Dann nahm er sorgfältig die ganze Asche aus dem Kamin, trug sie in die Küche und vermischte sie dort in einem Glas mit Wasser. Dieses goß er aus, wusch das Glas wieder ab und trocknete es.
*
Am nächsten Morgen kam ein klug aussehender Journalist mittleren Alters nach Beverley Green. Er war bei keiner bestimmten Zeitung angestellt, aber alle Blätter nahmen seine Artikel gerne, denn er war einer der tüchtigsten Reporter. Er war sehr gewissenhaft. Für ihn hatte sich alles der Wahrheit unterzuordnen. Wer auch immer beleidigt oder verletzt sein mochte und wessen Interessen gefährdet wurden, war ihm gleichgültig. Seine Methoden waren unnachsichtig und erbarmungslos. Er scheute vor nichts zurück, um die volle Wahrheit herauszubringen. Er brach jedes Versprechen mit derselben Leichtigkeit, mit der er sich ein Frühstück bestellte. Feierliche Gelöbnisse, die Quelle nicht zu verraten oder über gewisse Dinge nicht zu sprechen, gehörten bei ihm zum Handwerk. Die Mehrzahl seiner Kollegen, die in diesen Dingen ehrenhafter waren, verachteten ihn, und sie machten auch kein Geheimnis daraus. Aber sie mußten zugeben, daß er immer großen Erfolg hatte, und sie wünschten manchmal insgeheim, daß sie ebenso gewissenlos handeln könnten wie er.

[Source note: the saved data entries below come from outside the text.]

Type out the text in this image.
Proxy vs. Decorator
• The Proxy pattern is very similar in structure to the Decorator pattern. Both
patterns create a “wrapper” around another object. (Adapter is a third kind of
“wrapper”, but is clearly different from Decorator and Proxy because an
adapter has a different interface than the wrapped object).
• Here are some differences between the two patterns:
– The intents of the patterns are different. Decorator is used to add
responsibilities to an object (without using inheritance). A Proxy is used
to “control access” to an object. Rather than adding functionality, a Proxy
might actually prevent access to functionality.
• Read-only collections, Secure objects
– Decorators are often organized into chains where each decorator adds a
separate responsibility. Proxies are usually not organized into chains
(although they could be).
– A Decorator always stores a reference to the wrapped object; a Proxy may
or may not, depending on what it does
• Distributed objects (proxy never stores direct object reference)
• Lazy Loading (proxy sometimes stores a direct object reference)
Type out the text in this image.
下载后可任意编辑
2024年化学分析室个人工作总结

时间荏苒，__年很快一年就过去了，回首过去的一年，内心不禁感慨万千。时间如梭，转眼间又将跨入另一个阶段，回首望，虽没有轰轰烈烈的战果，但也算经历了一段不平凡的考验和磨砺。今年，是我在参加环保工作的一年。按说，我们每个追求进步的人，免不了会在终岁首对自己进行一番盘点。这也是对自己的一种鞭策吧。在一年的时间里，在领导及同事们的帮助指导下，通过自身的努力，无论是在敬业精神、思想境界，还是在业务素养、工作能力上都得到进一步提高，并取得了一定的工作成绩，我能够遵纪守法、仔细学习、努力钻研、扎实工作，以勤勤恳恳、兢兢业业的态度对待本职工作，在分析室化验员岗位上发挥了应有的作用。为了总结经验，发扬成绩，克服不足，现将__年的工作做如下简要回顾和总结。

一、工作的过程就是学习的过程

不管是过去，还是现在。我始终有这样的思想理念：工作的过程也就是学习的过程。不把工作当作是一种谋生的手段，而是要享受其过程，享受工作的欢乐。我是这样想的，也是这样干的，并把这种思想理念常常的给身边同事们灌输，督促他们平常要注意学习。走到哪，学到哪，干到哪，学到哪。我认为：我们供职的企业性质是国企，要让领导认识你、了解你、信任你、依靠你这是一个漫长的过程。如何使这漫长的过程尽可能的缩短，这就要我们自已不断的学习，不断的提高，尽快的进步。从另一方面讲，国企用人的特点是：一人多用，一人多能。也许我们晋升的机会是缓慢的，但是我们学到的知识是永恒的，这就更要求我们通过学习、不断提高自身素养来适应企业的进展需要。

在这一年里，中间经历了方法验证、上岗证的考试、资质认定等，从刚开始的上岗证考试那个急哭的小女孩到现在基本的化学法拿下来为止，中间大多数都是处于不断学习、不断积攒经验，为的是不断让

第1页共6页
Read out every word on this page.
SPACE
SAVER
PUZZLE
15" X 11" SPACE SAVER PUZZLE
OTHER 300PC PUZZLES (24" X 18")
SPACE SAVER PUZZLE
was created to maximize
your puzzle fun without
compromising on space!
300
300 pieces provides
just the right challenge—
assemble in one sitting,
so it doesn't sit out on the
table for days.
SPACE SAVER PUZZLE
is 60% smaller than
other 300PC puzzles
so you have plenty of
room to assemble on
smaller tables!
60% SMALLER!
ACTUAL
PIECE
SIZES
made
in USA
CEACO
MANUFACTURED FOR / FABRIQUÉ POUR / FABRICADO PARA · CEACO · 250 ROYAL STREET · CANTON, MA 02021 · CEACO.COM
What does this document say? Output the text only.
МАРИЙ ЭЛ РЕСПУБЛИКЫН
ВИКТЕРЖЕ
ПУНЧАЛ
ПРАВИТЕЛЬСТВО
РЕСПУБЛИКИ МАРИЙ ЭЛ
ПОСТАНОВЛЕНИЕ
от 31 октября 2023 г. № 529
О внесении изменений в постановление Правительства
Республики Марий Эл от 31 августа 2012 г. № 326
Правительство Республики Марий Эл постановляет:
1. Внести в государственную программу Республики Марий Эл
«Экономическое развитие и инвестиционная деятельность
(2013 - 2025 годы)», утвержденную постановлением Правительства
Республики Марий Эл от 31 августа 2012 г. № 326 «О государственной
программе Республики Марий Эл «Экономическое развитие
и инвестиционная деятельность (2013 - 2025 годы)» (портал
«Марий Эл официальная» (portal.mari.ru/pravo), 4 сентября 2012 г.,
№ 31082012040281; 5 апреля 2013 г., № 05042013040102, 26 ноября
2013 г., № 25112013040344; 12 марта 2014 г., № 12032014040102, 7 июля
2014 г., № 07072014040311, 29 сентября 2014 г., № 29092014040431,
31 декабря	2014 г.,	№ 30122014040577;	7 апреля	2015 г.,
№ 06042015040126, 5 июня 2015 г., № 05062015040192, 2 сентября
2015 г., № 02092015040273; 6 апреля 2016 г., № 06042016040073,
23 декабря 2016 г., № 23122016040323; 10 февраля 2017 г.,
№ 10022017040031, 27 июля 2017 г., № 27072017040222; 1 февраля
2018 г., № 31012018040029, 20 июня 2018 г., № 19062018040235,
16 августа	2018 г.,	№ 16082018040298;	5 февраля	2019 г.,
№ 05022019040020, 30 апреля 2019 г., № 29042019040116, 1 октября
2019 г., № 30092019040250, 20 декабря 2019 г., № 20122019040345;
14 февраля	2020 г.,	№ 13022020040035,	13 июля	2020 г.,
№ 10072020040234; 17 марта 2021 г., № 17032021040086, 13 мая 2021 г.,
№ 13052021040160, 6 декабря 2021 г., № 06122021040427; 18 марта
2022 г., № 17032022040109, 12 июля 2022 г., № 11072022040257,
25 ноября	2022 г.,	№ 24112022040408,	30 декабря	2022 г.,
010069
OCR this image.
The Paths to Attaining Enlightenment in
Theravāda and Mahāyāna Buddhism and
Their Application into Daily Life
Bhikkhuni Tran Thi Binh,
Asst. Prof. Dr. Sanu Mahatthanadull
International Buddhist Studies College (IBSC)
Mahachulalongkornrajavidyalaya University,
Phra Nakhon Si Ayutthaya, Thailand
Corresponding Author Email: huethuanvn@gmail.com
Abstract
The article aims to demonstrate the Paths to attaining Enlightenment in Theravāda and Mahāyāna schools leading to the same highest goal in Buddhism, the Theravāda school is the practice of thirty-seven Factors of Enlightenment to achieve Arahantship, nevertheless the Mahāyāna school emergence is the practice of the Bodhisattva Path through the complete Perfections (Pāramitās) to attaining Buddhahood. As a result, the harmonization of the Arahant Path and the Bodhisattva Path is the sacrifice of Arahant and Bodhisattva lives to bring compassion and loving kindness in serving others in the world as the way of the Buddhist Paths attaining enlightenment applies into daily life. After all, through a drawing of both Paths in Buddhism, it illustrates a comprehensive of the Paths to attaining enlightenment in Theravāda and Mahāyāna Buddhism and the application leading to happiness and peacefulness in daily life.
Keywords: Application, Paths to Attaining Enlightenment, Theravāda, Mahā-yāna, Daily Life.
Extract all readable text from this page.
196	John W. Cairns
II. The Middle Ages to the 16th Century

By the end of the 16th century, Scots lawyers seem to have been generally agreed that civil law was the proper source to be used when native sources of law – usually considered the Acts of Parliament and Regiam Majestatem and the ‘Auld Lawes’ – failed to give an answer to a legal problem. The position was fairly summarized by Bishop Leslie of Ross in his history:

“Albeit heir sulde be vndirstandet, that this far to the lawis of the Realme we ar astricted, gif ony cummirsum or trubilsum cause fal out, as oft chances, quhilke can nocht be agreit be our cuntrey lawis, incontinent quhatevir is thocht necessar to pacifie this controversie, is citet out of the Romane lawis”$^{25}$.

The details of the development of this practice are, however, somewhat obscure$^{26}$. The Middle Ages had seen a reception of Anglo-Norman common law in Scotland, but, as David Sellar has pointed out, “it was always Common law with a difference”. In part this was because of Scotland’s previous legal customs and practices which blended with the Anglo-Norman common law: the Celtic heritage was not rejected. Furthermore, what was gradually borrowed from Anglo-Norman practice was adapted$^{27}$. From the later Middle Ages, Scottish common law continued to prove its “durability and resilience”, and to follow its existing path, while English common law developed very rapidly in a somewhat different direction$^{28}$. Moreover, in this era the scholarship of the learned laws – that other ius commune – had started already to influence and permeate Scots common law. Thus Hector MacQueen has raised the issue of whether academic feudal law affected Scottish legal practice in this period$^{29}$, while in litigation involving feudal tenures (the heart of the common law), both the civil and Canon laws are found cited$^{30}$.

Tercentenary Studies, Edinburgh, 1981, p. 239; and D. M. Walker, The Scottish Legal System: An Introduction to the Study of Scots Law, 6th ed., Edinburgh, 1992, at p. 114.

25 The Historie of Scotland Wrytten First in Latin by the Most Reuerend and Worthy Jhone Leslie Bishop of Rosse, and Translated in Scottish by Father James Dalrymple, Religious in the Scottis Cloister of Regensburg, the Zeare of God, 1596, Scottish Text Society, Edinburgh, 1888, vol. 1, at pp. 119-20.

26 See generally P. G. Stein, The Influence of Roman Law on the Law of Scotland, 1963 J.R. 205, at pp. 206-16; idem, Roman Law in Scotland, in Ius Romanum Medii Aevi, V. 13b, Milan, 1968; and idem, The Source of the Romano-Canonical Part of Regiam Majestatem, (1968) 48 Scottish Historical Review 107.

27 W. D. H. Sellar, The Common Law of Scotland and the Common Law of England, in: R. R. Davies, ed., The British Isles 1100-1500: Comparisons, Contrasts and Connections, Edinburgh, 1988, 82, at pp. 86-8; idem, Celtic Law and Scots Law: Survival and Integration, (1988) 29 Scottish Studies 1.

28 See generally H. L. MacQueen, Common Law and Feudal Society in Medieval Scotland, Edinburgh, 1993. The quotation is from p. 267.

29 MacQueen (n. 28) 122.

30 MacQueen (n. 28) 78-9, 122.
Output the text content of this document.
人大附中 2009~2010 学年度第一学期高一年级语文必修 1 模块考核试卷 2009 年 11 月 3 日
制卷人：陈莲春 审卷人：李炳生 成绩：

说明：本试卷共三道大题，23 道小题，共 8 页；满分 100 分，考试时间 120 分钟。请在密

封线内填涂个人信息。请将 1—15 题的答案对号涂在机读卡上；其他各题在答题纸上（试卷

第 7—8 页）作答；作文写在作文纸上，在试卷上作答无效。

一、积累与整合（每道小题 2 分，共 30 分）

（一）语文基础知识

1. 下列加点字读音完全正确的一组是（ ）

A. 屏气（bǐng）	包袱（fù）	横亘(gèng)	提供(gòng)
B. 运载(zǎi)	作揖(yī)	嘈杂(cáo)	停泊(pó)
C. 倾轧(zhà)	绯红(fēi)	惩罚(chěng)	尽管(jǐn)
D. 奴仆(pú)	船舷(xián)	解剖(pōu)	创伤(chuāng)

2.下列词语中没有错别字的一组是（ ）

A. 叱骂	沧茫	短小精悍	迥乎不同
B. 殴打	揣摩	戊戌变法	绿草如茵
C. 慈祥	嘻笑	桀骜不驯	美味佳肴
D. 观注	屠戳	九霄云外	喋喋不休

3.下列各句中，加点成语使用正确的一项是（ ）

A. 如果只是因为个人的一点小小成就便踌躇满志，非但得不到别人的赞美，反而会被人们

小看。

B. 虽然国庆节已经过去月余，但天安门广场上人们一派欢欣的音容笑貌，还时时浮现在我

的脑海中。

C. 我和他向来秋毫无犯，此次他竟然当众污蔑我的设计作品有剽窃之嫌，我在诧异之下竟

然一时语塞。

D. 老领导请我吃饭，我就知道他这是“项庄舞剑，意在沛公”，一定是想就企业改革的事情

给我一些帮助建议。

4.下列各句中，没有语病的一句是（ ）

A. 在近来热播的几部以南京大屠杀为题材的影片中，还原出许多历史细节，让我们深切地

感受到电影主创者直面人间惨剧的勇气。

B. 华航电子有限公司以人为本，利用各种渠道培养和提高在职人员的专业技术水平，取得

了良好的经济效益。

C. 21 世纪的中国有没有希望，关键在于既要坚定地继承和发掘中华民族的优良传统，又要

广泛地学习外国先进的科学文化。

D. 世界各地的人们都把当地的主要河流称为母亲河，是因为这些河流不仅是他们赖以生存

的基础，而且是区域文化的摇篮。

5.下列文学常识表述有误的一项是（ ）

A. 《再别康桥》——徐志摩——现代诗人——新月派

Er war ein untersetzter Mann mit etwas derben Gesichtszügen, trug eine große Brille und rauchte von morgens bis abends Zigarren. Gewöhnlich sah er etwas verdrießlich und unzufrieden aus. Aber er konnte von bezaubernder Liebenswürdigkeit sein, wenn er jemanden aushorchen wollte. Darin lag seine Macht und für sein Opfer die große Gefahr.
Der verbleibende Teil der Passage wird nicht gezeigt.